Portrait of Nomin Zezegmaa. Courtesy of the artist.
A new initiative from the Bagri Foundation is set to support artists from Asia in presenting their first institutional solo exhibitions in the UK.
The initiative, titled Springboard, opens at St Cyprian’s Church in London with a site-specific exhibition by Mongolian multidisciplinary artist Nomin Zezegmaa. On view from 10–24 October, the show is timed to coincide with Frieze week.
“Springboard reflects the Foundation’s belief that there remains an extraordinary breadth of artistic talent yet to be fully represented within the UK cultural landscape,” said Chelsea Pettitt, director and curator of the Bagri Foundation.
Of Zezegmaa’s exhibition, she added that it will transform St Cyprian’s Church into “a contemplative environment” inviting visitors to “slow down, listen closely and enjoy a moment of calm”.

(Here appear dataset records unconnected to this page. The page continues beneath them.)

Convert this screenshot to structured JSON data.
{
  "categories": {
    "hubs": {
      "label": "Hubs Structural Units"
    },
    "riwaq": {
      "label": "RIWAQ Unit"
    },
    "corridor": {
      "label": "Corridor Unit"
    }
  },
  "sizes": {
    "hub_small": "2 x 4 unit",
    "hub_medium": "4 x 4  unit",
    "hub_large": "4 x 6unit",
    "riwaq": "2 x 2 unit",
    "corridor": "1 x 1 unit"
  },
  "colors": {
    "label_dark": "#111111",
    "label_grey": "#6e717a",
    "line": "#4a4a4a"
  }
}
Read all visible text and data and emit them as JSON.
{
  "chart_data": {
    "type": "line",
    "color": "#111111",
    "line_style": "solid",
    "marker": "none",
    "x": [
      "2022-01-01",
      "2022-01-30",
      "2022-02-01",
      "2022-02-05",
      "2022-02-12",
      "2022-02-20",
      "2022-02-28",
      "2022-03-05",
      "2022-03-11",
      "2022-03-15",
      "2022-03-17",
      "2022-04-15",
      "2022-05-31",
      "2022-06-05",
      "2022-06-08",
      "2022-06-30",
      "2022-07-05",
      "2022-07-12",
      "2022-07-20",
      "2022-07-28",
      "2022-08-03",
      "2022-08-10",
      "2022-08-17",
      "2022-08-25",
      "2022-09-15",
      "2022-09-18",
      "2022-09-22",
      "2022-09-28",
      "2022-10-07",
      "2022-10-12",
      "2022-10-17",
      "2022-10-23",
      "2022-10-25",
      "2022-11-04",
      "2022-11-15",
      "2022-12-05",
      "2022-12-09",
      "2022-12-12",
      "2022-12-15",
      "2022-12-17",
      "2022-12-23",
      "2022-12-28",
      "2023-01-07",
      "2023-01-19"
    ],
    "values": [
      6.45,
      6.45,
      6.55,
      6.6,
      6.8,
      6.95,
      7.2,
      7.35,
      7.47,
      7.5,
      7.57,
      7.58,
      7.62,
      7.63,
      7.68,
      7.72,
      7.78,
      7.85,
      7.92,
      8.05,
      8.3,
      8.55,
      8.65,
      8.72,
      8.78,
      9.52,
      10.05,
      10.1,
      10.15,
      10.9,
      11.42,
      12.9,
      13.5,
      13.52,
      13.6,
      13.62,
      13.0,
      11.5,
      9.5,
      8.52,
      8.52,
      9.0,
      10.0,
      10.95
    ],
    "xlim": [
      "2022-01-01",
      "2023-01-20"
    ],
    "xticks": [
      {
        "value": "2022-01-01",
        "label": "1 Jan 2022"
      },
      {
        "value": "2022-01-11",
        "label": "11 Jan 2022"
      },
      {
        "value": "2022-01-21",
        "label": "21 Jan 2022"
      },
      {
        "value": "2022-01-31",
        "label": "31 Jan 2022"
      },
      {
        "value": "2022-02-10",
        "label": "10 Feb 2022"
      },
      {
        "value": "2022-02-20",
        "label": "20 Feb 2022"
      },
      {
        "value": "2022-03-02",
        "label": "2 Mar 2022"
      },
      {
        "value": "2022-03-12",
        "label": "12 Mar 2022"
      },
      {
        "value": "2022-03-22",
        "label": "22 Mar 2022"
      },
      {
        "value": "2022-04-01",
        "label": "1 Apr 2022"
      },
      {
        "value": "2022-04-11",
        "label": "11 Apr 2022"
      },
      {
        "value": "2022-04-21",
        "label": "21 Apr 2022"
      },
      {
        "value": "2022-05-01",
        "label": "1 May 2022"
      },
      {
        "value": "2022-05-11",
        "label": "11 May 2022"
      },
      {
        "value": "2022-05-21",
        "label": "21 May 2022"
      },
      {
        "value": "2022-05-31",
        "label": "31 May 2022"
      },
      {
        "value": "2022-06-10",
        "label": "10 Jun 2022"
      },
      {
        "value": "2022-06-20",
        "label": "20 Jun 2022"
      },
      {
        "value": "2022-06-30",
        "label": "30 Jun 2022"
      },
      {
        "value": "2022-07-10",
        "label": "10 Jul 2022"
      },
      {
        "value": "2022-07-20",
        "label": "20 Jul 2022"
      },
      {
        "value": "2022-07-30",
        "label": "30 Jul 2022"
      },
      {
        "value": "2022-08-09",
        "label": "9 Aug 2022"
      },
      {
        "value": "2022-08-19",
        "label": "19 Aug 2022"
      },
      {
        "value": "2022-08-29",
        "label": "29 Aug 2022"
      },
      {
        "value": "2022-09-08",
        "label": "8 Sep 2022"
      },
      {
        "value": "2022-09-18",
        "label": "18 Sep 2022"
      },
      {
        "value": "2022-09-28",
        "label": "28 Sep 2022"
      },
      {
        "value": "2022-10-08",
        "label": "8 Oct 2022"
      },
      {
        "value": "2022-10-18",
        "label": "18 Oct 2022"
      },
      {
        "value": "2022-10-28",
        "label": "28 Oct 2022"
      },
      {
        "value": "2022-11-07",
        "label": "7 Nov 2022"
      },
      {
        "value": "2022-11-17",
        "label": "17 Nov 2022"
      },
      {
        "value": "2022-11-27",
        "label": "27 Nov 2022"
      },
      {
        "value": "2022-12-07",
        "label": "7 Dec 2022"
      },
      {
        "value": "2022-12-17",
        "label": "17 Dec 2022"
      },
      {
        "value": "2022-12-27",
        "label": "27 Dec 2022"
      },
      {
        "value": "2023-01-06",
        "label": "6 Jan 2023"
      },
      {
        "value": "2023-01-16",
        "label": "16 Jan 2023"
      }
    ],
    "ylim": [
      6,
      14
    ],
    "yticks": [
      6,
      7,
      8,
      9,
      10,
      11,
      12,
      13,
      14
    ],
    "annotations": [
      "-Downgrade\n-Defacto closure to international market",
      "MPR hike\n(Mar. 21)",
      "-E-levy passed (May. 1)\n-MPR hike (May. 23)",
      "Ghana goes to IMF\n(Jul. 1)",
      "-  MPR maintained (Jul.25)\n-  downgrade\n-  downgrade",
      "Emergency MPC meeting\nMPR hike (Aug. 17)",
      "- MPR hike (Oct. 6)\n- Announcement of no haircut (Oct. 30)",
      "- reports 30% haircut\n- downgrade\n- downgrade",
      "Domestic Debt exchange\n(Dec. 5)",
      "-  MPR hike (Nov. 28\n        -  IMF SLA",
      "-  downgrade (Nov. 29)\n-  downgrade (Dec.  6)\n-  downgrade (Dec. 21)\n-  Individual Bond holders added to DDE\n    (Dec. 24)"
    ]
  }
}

This atmosphere will be shaped by Zezegmaa’s response to the church’s architecture and choral tradition. The artist will draw on Urtiin Duu, a Mongolian vocal form distinguished by elongated melodic lines and subtle rhythmic variation, using sculpture, drawing, calligraphy, and architectural intervention to translate its musical structures into a spatial composition unfolding throughout the nave.
Born in Berlin and now based in Ulaanbaatar, Zezegmaa works across sculpture, painting, film, performance, land art, and silversmithing. Drawing on vernacular craft traditions, ecology, and embodied systems of knowledge, her multidisciplinary practice has gained increasing international recognition.
Most recently, she received the RAK Art Foundation Prize in 2025 and the Vogue Hong Kong Women’s Prize at the 2026 Sovereign Asian Art Prize, while participating in the 2025 Ulaanbaatar Biennale and the 2025 Bukhara Biennial. Her rise coincides with growing international interest in contemporary art from Mongolia and the wider Inner and Central Asian region.
Springboard also revives a small but memorable tradition of Frieze London: church exhibitions. Previous interventions at St Cyprian’s include Oren Pinhassi’s The Crowd (2017), Jodie Carey’s Stand (2018) and Dawn Ng’s Into Air (2022). Meanwhile the nearby Fitzrovia Chapel has hosted projects by Yinka Shonibare in 2018 and Jonathan Baldock in 2019, briefly turning Victorian ecclesiastical interiors into some of the week’s most distinctive exhibition spaces.